Quatro dias depois foi concluído o inquérito policial, tendo sido remetido então ao juiz municipal em Vitória, pois ainda não fora criada a Comarca do Cachoeiro. O Juiz, Martins Rodrigues, em 19 do mesmo mês de agosto deu vista do inquérito policial ao promotor Manuel Pedro Vilaboim, que ofereceu denúncia contra Guilhermina Lübke, no dia 2 de outubro seguinte, data em que o mesmo juiz municipal determinou se fizesse sumário de culpa.

Entrementes foi proclamada a República e criada a comarca na antiga colônia. O processo dormiu longo sono cartorário, como que esperando que Graça Aranha entrasse em cena. O processo, que estivera parado por mais de um ano, agora, em um mês e seis dias, apesar de ser de difícil preparo, por causa da barreira lingüística, e numa época em que não havia estradas, viu seu rápido término, ficando pronto para julgamento. Graça Aranha toma as medidas burocráticas para a realização de novo julgamento e lavra seu derradeiro despacho nos autos em 24 de novembro e deixa, como vimos, a comarca. O julgamento se realizou no dia 10 de dezembro seguinte, tendo a ré sido absolvida por seis votos contra um. No dia 17 de fevereiro seguinte, o juiz de direito apelou da decisão para o Superior Tribunal da Relação, no Rio de Janeiro, então Distrito Federal. Foi confirmada a absolvição.

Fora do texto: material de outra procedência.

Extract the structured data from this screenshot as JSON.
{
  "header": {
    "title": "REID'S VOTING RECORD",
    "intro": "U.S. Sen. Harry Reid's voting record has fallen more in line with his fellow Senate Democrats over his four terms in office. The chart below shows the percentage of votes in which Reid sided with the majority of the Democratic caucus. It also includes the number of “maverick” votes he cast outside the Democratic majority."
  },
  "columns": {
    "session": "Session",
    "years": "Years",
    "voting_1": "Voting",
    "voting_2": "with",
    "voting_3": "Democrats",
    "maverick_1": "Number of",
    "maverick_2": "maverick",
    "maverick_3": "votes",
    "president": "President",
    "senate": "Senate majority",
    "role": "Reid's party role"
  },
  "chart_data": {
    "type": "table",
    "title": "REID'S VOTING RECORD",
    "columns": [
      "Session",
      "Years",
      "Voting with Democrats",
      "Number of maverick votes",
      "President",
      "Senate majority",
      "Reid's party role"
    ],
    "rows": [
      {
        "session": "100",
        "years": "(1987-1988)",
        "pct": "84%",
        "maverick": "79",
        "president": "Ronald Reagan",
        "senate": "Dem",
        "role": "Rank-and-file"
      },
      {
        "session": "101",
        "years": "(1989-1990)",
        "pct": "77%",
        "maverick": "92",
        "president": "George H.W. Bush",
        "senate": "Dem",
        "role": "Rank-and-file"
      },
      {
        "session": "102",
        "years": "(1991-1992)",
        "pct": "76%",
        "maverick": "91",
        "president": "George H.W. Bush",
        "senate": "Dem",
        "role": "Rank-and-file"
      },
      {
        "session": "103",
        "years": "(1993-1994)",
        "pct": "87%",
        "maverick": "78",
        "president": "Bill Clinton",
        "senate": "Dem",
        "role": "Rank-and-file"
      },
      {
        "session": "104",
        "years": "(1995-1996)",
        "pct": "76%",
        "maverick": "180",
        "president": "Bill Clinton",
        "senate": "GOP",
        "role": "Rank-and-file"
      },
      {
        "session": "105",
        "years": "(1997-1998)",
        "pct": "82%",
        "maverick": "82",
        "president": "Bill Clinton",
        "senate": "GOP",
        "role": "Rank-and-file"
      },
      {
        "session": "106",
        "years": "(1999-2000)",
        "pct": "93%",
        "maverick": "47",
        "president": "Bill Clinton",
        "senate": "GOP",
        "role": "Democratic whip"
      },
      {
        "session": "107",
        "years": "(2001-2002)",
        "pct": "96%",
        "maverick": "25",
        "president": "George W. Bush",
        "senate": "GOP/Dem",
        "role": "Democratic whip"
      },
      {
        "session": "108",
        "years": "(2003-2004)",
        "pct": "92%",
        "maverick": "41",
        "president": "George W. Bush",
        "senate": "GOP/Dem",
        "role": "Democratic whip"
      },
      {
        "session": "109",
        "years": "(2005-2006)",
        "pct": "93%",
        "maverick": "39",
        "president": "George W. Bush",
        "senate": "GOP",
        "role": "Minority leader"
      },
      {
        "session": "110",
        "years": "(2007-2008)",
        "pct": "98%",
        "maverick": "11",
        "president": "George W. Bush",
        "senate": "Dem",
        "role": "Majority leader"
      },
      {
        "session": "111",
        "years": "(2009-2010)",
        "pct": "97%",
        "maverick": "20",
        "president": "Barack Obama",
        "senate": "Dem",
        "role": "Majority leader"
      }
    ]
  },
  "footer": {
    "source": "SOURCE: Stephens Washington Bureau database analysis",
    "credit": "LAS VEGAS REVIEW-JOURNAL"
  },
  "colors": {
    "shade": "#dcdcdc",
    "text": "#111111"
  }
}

Somente em 28 de março de 1892 foi determinado se oficiasse ao Secretário de Justiça e Segurança Pública em Vitória, onde se encontrava presa a ré, para que pusessem, imediatamente, em liberdade, isso quase três anos depois de sua prisão.

Considerações finais

Essas explicações sobre o processo criminal que deu origem ao romance Canaã são de autoria do Dr. Renato Costa Pacheco, ex-juiz da Comarca de Santa Leopoldina-ES. O importante é ler o texto do romance, que teve grande repercussão na época.